Vincent Haagmans and his team at the WSL Institute for Snow and Avalanche Research SLF in Davos, Switzerland, have peeled back another layer of the intricate relationship between forests and snow in the central European Alps. Their findings, published in Hydrology and Earth System Sciences, reveal that montane forests—often seen as mere backdrops to alpine scenery—play a far more nuanced role in water storage than previously understood. For industries reliant on seasonal snowmelt, such as hydropower and water utilities, these insights could reshape how they plan for an era of shifting snow dynamics.
Over eight years of modeling, Haagmans and colleagues found that forests account for 20% to 30% of total snow water storage in midwinter across the Alps.

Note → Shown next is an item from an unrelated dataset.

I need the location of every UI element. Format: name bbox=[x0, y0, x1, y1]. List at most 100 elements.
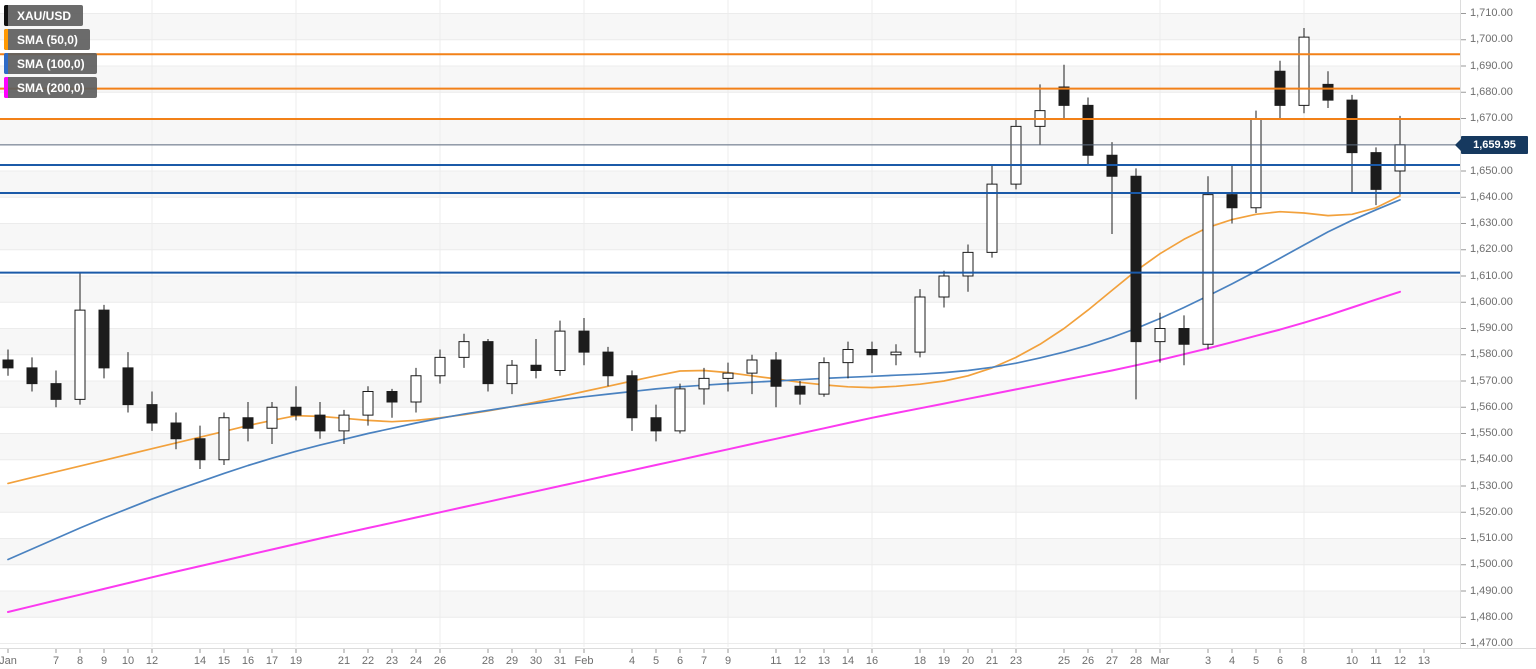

But the influence of trees on snow isn’t uniform—it depends on elevation, slope direction (aspect), region, and even the year. “We often assume forests reduce snow storage by blocking snowfall or intercepting snow on branches,” Haagmans explains. “But our results show that while peak snow water equivalent (SWE) may drop under forest cover, the snow that does accumulate tends to melt later, especially on south-facing slopes.”

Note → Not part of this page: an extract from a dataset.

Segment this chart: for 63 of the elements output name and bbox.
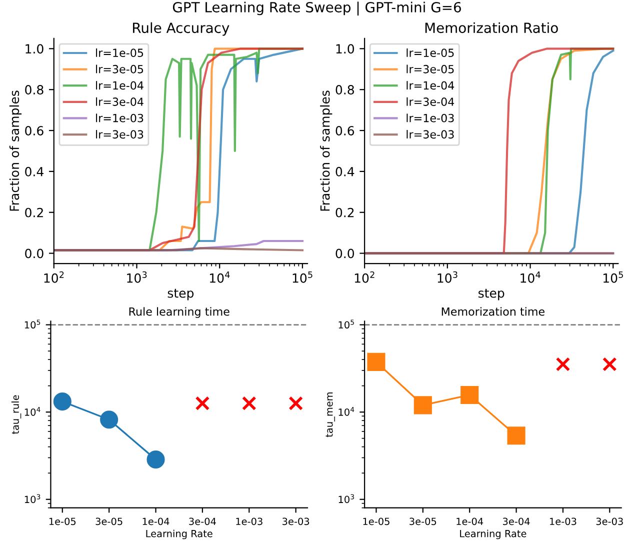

This delayed melt can be a double-edged sword for energy producers. In regions like the Swiss Alps, where hydropower dams rely on predictable seasonal runoff, a later snow disappearance could smooth out peak flow periods, potentially improving reservoir management during late spring and early summer. However, the study also highlights how sensitive these dynamics are to variability in weather and climate. In snow-scarce years, the relative impact of forests becomes more pronounced, sometimes even reversing expected trends.
“What we’re seeing is that the interaction between forest structure, topography, and weather is far more complex than we’ve accounted for in the past,” Haagmans notes. This complexity is only expected to grow as climate change drives more frequent forest disturbances—such as bark beetle outbreaks or wildfires—and accelerates snow storage decline. For energy companies, this means future hydrological models will need to integrate forest dynamics more explicitly to avoid miscalculating water availability.
The implications extend beyond hydropower. Water utilities managing alpine catchments, agricultural planners, and even winter tourism operators could benefit from these findings. As Haagmans’ team emphasizes, the days of treating forests as a static variable in snow models are over. The future of water resource management in mountainous regions may hinge on understanding how trees, terrain, and climate conspire to shape the snowpack—one of nature’s most critical seasonal water towers.